A key question remains whether the plan might receive any support in the House, where Republicans have strongly resisted any new proposal that could bring in new taxes. The gang's plan would bring in $1 trillion in new tax revenue over 10 years by narrowing several tax breaks. But Mr. Conrad said it would also lower tax rates and end the alternative minimum tax. He said the combination of tax changes would be viewed by budget experts as a $1.5 trillion tax cut (my emphasis).Ending the AMT allows Republicans to wriggle out of Grover Norquist's no-new-taxes-ever straitjacket, as Jonathan Chait explained with regard to a somewhat smaller package that also proposed to offset modest tax and fee hikes by ending the AMT:
The AMT has, over the decades, inadvertently grown to a point where it hits non-rich taxpayers, especially ones in high-tax states. Congress has responded by continually passing "patches" that keep the AMT from growing.

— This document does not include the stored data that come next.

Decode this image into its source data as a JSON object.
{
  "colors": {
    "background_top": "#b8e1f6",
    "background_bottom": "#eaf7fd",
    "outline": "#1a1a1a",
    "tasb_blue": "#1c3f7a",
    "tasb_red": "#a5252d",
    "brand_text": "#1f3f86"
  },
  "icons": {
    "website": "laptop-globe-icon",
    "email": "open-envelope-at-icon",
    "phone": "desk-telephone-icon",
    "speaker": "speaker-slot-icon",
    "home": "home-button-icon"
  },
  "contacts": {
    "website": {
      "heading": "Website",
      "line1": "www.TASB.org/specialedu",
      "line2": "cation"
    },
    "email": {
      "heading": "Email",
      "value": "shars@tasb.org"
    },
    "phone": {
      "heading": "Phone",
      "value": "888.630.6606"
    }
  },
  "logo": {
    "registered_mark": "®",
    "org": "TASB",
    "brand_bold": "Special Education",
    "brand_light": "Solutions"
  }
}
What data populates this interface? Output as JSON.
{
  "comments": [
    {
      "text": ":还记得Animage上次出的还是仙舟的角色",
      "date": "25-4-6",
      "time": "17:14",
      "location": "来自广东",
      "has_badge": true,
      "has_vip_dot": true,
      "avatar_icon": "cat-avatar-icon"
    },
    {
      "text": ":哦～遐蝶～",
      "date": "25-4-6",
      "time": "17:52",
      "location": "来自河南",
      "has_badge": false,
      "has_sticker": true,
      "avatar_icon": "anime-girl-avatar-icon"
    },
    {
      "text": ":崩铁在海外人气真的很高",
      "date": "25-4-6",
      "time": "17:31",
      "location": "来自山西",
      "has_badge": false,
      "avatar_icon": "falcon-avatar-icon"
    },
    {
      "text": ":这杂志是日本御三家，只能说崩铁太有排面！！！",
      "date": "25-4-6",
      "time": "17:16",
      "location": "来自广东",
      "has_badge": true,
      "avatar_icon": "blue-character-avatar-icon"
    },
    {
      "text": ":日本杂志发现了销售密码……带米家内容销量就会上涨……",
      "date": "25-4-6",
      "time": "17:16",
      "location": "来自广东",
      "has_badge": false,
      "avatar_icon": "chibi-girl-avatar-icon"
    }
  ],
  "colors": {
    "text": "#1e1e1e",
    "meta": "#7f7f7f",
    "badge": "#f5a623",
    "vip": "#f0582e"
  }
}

Since these patches are passed generally a year or two at a time, the law assumes that the AMT will continue to grow in size and raise taxes at lower and lower income levels. The AMT is one of the differences between the budget baseline that assumes current law, and which shows the deficit falling to a modest level -- and the budget projections that assume current policy.Chait has a good track record scoping out political endgames (though I think he has a blind spot regarding Obama's willingness to let all the Bush tax cuts expire). Perhaps here too he's right in substance -- that in one wrapping or another, ending the AMT will square the no-new-taxes circle.
So according to Newton-Small, one possible deal will raise a lot of taxes, but offset the revenue by permanently fixing the AMT. That way, conservatives can say that they didn't vote for a net tax hike -- they just voted to close some loopholes and plow the revenue back into other tax reductions. This allows them to avoid contradicting their sacred pledge to Grover Norquist never to support a revenue increase.
But wait, you ask! How does this help the deficit problem?
The answer is that if you assume that Congress will continue to patch the AMT year after year anyway, then the revenue loss from that "tax cut" isn't real. You're just accounting for revenue that would be lost anyway, but paying for it rather than financing it with debt. In other words, you're turning a future assumed debt-financed tax cut into a future paid-for tax cut. That's genuine budget savings.